Allí, lejos de los turistas de ocasión, las actividades del domingo incluyen pintar la canoa mientras otros pescan desde la orilla, o prolongar una sobremesa debajo de una parra en el patio de tierra, con el tinto y la soda a mano y la música de fondo. Unos gurises corren con sus barriletes sin importarles el calor y la ausencia de vientos e ignorando, probablemente, que pertenecen al espacio geográfico donde se asentaron los primeros vascos españoles y genoveses que llegaron a la zona, a principios del siglo XIX.
En el lugar se fueron construyendo hornos caleros. Para 1820, el Quinto Cuartel era el barrio más poblado de la ciudad, con decenas de hornos de cal donde se trabajaba la piedra caliza que provenía de los alrededores de Victoria, por ese entonces conocida como La Matanza.

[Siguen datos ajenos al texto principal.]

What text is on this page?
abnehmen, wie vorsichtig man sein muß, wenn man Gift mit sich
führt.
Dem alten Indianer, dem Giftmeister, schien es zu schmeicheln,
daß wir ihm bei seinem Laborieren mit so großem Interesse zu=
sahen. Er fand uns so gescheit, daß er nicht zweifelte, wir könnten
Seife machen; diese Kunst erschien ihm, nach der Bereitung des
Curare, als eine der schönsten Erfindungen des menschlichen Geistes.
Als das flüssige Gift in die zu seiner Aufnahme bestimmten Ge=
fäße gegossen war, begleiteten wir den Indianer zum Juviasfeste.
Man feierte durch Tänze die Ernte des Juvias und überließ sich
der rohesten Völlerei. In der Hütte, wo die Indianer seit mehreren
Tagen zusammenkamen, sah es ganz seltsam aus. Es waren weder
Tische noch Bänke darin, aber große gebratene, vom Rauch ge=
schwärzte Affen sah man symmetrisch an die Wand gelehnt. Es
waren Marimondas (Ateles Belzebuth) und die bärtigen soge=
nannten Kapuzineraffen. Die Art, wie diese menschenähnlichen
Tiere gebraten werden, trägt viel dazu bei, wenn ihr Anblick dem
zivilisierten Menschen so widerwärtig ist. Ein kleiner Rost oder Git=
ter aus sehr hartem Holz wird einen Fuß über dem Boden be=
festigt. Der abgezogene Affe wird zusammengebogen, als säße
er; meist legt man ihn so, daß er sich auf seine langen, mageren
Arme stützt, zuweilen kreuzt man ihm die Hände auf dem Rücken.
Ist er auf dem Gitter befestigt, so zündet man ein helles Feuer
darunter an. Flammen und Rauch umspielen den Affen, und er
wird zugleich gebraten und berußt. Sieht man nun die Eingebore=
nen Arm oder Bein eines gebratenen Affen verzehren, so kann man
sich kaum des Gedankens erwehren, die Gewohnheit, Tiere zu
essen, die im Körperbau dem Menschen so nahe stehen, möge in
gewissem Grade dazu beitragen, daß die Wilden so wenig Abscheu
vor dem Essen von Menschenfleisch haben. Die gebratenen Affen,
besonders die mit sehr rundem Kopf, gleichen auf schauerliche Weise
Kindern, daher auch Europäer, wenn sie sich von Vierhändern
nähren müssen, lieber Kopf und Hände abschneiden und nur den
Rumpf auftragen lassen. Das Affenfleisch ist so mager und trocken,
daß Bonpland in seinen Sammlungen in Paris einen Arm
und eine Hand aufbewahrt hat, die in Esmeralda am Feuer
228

Por esta actividad el lugar adoptó el nombre de Las Caleras: las residencias se levantaban alrededor de los hornos. Tuvo puerto, del que no quedan ni los rastros a excepción de las ruinas de una prefectura; e incluso un banco que emitía su propio dinero: Banco Laneri. La llegada del tren y el nuevo puerto frente a la estación fue apagando –y despoblando- el brillo de aquel primer asentamiento. De aquel pasado no queda mucho más que ruinas para ver, además de la calera que es una especie de torreta de ladrillos con pequeñas ventanitas; aunque en ese escenario de fondo permanece la vida cotidiana, orillera y suburbana del sur de Victoria.